116 3rd St SE
Cedar Rapids, Iowa 52401
MARION — In a new program that began this academic year, Linn-Mar High School freshman meet weekly with a teacher, who acts more like a mentor, and a small group of other students to talk about life, mental health, academics and post-high school plans.
The program, 9th-grade Connection, seeks to increase positive relationships between staff and students.
When students moved to virtual learning in March 2020 because of the COVID-19 pandemic, teachers found it hard to stay connected to their students, said Kimberly Buelt, Linn-Mar High School associate principal. Students who are currently freshman also experienced disruptions in their learning in middle school — a pivotal time to help prepare students for high school — because of the pandemic, Buelt said.
Teachers wanted to do something different to connect to the new students and “get them off to a good start,” Buelt said.
Once a week or more, teachers meet with groups of five to six students assigned to them about academics, social-emotional health and college planning.
“My goal is every student in the building has at least one person they can turn to,” Buelt said. “Teachers feel like they’re being a little more impactful on that small group of kids.”
When freshmen are attending their Connection class, sophomores, juniors and seniors spend time in the study hall, cafeteria or other common areas or are allowed to go off campus if they have parental permission.
Buelt is hopeful when the current freshman are in 10th, 11th and 12th grade, they will continue to informally touch base with their Connection teacher.
High school is “an adjustment” and Connection gives students the chance to ask questions they maybe wouldn’t feel comfortable asking during class, said Malory Torres, Linn-Mar health and fitness teacher. Torres, who graduated from Linn-Mar in 2014, said she loved attending the school and now is working with some of her former teachers.

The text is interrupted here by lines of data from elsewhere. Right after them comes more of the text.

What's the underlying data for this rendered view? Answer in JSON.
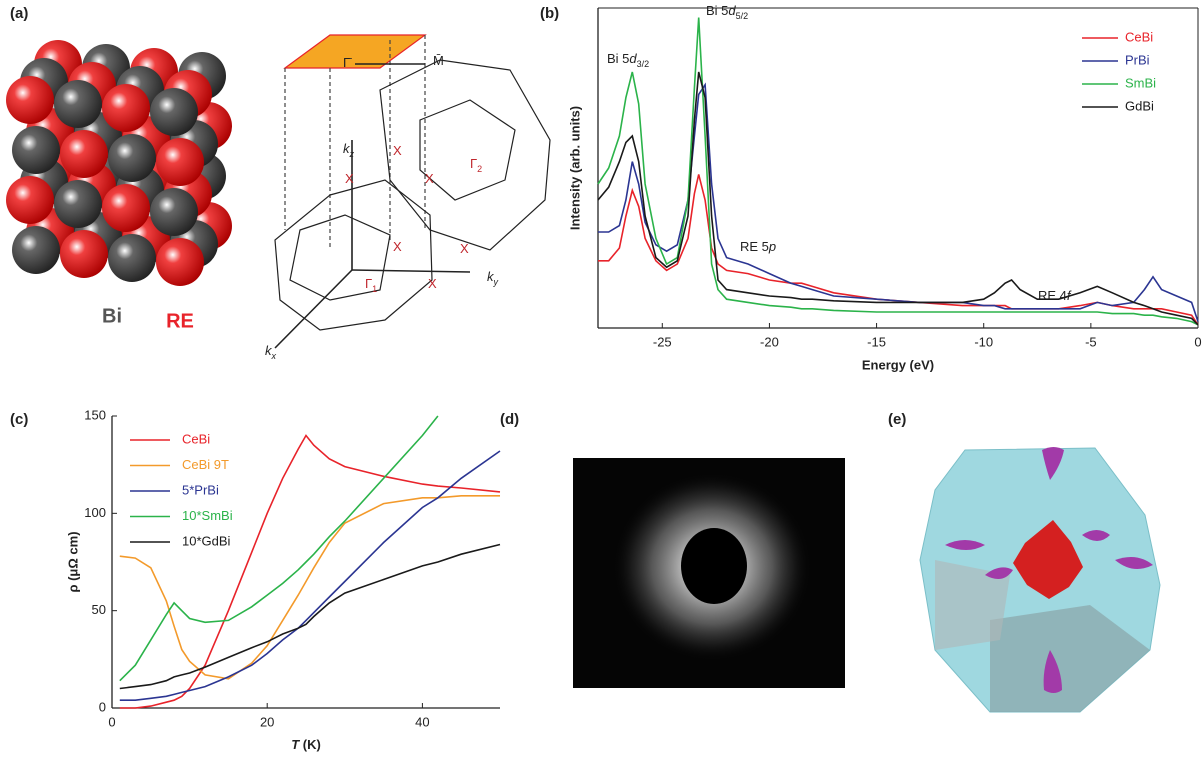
{
  "panels": {
    "a": {
      "label": "(a)",
      "atoms": [
        "Bi",
        "RE"
      ],
      "bz": [
        {
          "text": "Γ̄"
        },
        {
          "text": "M̄"
        },
        {
          "text": "k",
          "sub": "z"
        },
        {
          "text": "k",
          "sub": "y"
        },
        {
          "text": "k",
          "sub": "x"
        },
        {
          "text": "X"
        },
        {
          "text": "X"
        },
        {
          "text": "X"
        },
        {
          "text": "X"
        },
        {
          "text": "X"
        },
        {
          "text": "X"
        },
        {
          "text": "Γ",
          "sub": "1"
        },
        {
          "text": "Γ",
          "sub": "2"
        }
      ]
    },
    "d": {
      "label": "(d)"
    },
    "e": {
      "label": "(e)"
    }
  },
  "chart_data": [
    {
      "type": "line",
      "label": "(b)",
      "xlabel": "Energy (eV)",
      "ylabel": "Intensity (arb. units)",
      "x": [
        -28,
        -27.5,
        -27,
        -26.7,
        -26.4,
        -26.1,
        -25.8,
        -25.3,
        -24.8,
        -24.3,
        -23.8,
        -23.5,
        -23.3,
        -23.0,
        -22.7,
        -22.4,
        -22,
        -21,
        -20,
        -19,
        -18.5,
        -18,
        -17,
        -15,
        -13,
        -11,
        -10,
        -9.5,
        -9,
        -8.7,
        -8.3,
        -7.5,
        -6.5,
        -5.5,
        -4.7,
        -4,
        -3,
        -2.5,
        -2.1,
        -1.7,
        -1,
        -0.3,
        0
      ],
      "xlim": [
        -28,
        0
      ],
      "xticks": [
        -25,
        -20,
        -15,
        -10,
        -5,
        0
      ],
      "ylim": [
        0,
        100
      ],
      "legend": "top-right",
      "annotations": [
        {
          "text": "Bi 5",
          "italic": "d",
          "sub": "3/2"
        },
        {
          "text": "Bi 5",
          "italic": "d",
          "sub": "5/2"
        },
        {
          "text": "RE 5",
          "italic": "p"
        },
        {
          "text": "RE 4",
          "italic": "f"
        }
      ],
      "series": [
        {
          "name": "CeBi",
          "color": "#e8232a",
          "values": [
            21,
            21,
            25,
            35,
            43,
            38,
            28,
            21,
            18,
            20,
            28,
            42,
            48,
            40,
            25,
            20,
            18,
            17,
            15,
            14,
            14,
            13,
            11,
            9,
            8,
            7,
            7,
            7,
            7,
            6,
            6,
            6,
            6,
            7,
            8,
            7,
            6,
            6,
            6,
            6,
            5,
            4,
            1
          ]
        },
        {
          "name": "PrBi",
          "color": "#2b3592",
          "values": [
            30,
            30,
            32,
            40,
            52,
            45,
            33,
            26,
            24,
            26,
            40,
            60,
            73,
            76,
            45,
            28,
            22,
            20,
            17,
            14,
            13,
            12,
            10,
            9,
            8,
            8,
            7,
            7,
            6,
            6,
            6,
            6,
            6,
            6,
            8,
            7,
            8,
            12,
            16,
            12,
            10,
            8,
            2
          ]
        },
        {
          "name": "SmBi",
          "color": "#2bb34a",
          "values": [
            45,
            50,
            60,
            72,
            80,
            70,
            45,
            28,
            20,
            22,
            40,
            75,
            97,
            60,
            20,
            12,
            9,
            8,
            7,
            6.5,
            6,
            6,
            5.5,
            5,
            5,
            5,
            5,
            5,
            5,
            5,
            5,
            5,
            5,
            5,
            5,
            4.5,
            4.5,
            4,
            4,
            3.5,
            3,
            2,
            1
          ]
        },
        {
          "name": "GdBi",
          "color": "#1a1a1a",
          "values": [
            40,
            44,
            52,
            58,
            60,
            52,
            35,
            22,
            19,
            21,
            35,
            65,
            80,
            72,
            35,
            15,
            12,
            11,
            10,
            9.5,
            9,
            9,
            8.5,
            8,
            8,
            8,
            9,
            11,
            14,
            15,
            12,
            9,
            9,
            11,
            13,
            11,
            8,
            7,
            6,
            5,
            4,
            3,
            1
          ]
        }
      ]
    },
    {
      "type": "line",
      "label": "(c)",
      "xlabel": {
        "italic": "T",
        "text": " (K)"
      },
      "ylabel": "ρ (μΩ cm)",
      "x": [
        1,
        3,
        5,
        7,
        8,
        9,
        10,
        12,
        15,
        18,
        20,
        22,
        24,
        25,
        26,
        28,
        30,
        35,
        40,
        42,
        45,
        50
      ],
      "xlim": [
        0,
        50
      ],
      "xticks": [
        0,
        20,
        40
      ],
      "ylim": [
        0,
        150
      ],
      "yticks": [
        0,
        50,
        100,
        150
      ],
      "legend": "top-left",
      "series": [
        {
          "name": "CeBi",
          "color": "#e8232a",
          "values": [
            0,
            0,
            1,
            3,
            4,
            6,
            10,
            22,
            50,
            80,
            100,
            118,
            133,
            140,
            135,
            128,
            124,
            119,
            115,
            114,
            113,
            111
          ]
        },
        {
          "name": "CeBi 9T",
          "color": "#f39a2b",
          "values": [
            78,
            77,
            72,
            55,
            42,
            30,
            24,
            17,
            15,
            23,
            32,
            45,
            58,
            65,
            72,
            85,
            95,
            105,
            108,
            108,
            109,
            109
          ]
        },
        {
          "name": "5*PrBi",
          "color": "#2b3592",
          "values": [
            4,
            4,
            5,
            6,
            7,
            8,
            9,
            11,
            16,
            22,
            28,
            35,
            41,
            45,
            49,
            57,
            65,
            85,
            103,
            108,
            118,
            132
          ]
        },
        {
          "name": "10*SmBi",
          "color": "#2bb34a",
          "values": [
            14,
            22,
            35,
            48,
            54,
            50,
            46,
            44,
            45,
            52,
            58,
            64,
            71,
            75,
            79,
            88,
            96,
            118,
            140,
            150,
            null,
            null
          ]
        },
        {
          "name": "10*GdBi",
          "color": "#1a1a1a",
          "values": [
            10,
            11,
            12,
            14,
            16,
            17,
            18,
            21,
            26,
            31,
            34,
            38,
            41,
            43,
            47,
            54,
            59,
            66,
            73,
            75,
            79,
            84
          ]
        }
      ]
    }
  ]
}
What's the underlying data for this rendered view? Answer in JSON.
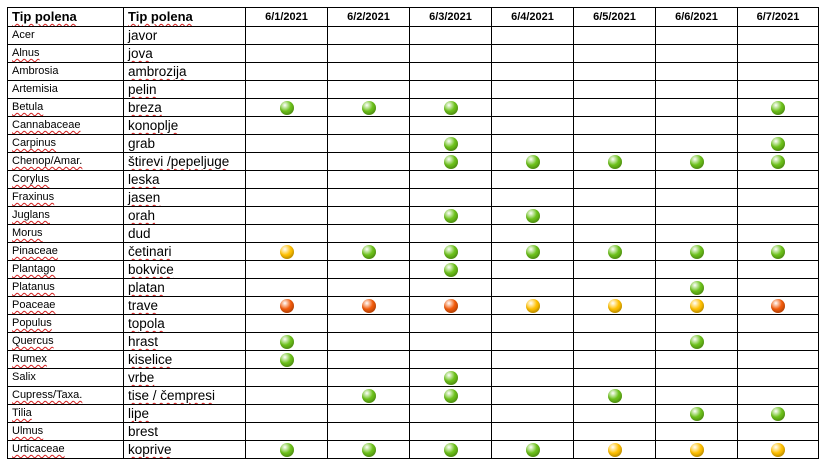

“Our school is so big, but now I know five kids really well, and I’m one person they can go to if they need help,” Torres said.
A few weeks ago, Torres spent 20 minutes debating with her student which local restaurant has the best tacos. Before the holiday break in December, they decorated cookies as a class.
The Connection teachers also help students plan what classes they should take throughout high school, especially if there’s a career field they’re interested in. As a newer teacher, Torres said her students are teaching her as much as she’s teaching them.
Kim Bowen, a school counselor, said the program is a great way for a big school to build smaller communities within it.
“There’s one person beside their school counselor for them to go to if they need resources or help,” Bowen said. “There is research that shows if a kid is connected to at least one adult in the building, they are going to be more successful. We have to make this big place seem smaller or we are going to lose students.”
Brett Van Hove teaches World History at Linn-Mar, a class mainly for students in their sophomore year. There are five freshmen students in Van Hove’s Connection class.
“I don’t teach freshmen, so for me it’s nothing vs. something,” Van Hove said.
Van Hove feels more like a mentor to his freshman students than a teacher. He hopes his classroom continues to be a place over the next four years for his Connection students to “pop in and ask questions” beyond talking about classes and grades.
The district plans to continue the program every year, until every student in the building has taken Connection as a freshman has developed a relationship with an adult in the high school.